I also note that in Lua 5.1 immunity can be implemented using metatables - the solution is quite working, but not the most profitable in terms of performance. More information on “sealing,” immunity, and how we use them in everyday life can be found in this report.



findings



At the moment, we are satisfied with the stability and the set of opportunities for our implementation. And although due to the initial limitations, our implementation is significantly inferior to vanilla Lua and LuaJIT in terms of portability, it solves many of our problems - we hope these solutions are useful to someone else.

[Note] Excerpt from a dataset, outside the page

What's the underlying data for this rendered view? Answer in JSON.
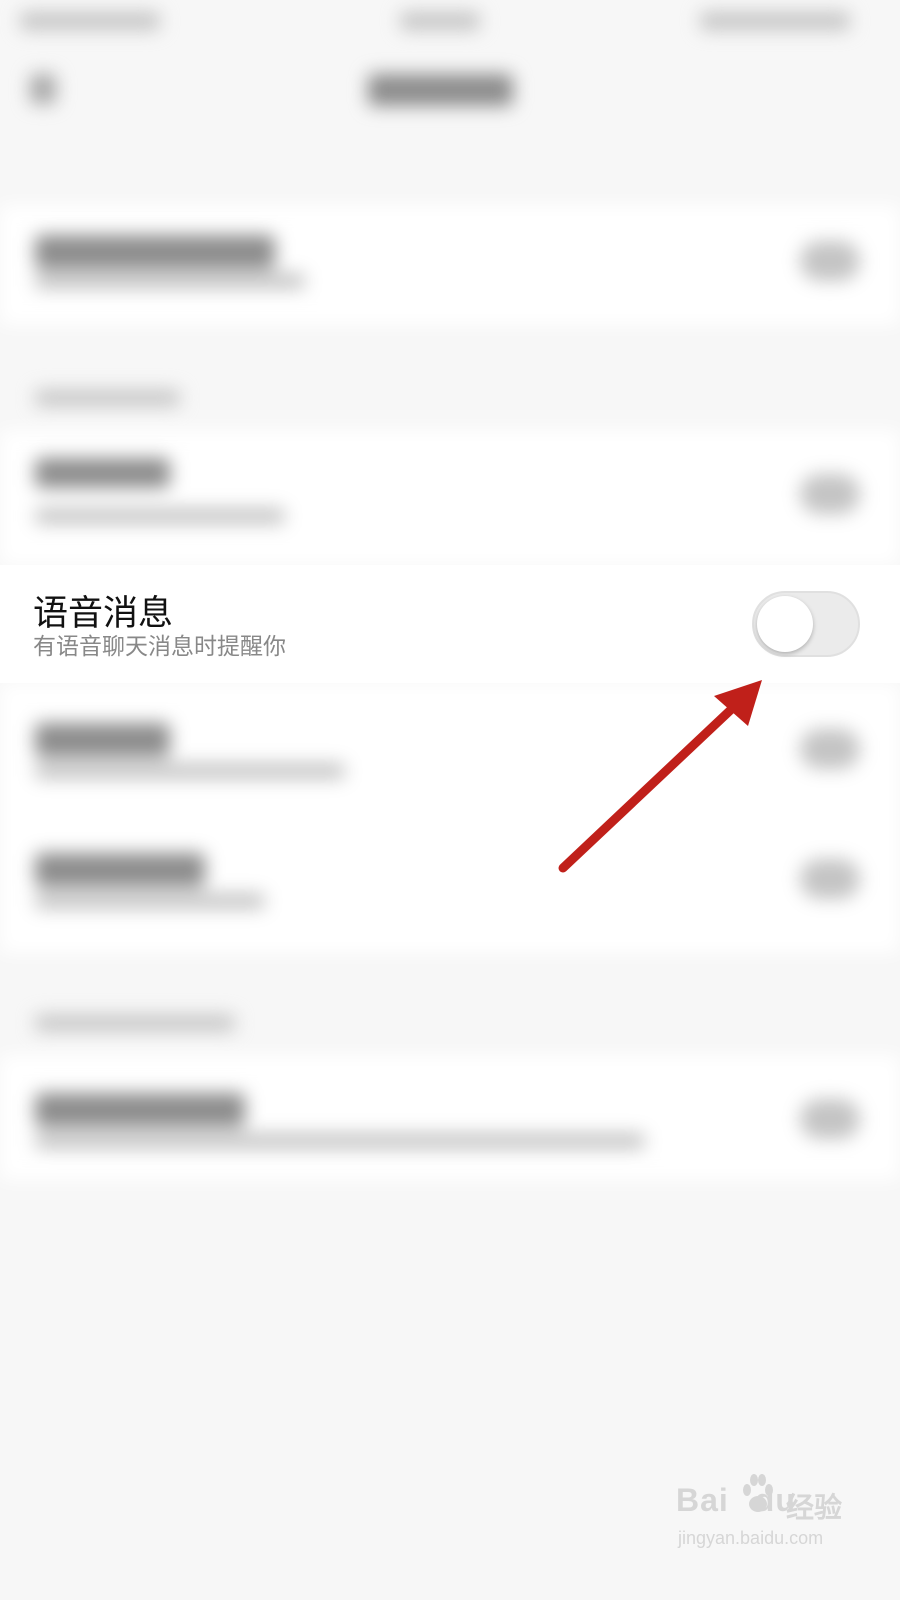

In addition, even if LuaVela is not suitable for production, we invite you to use it as an entry point to understand how LuaJIT or its fork works. In addition to solving problems and expanding functionality, over the years we have refactored a significant part of the code base and wrote training articles on the internal structure of the project - many of them are applicable not only to LuaVela, but also to LuaJIT.



Thank you for your attention, we are waiting for pull requests!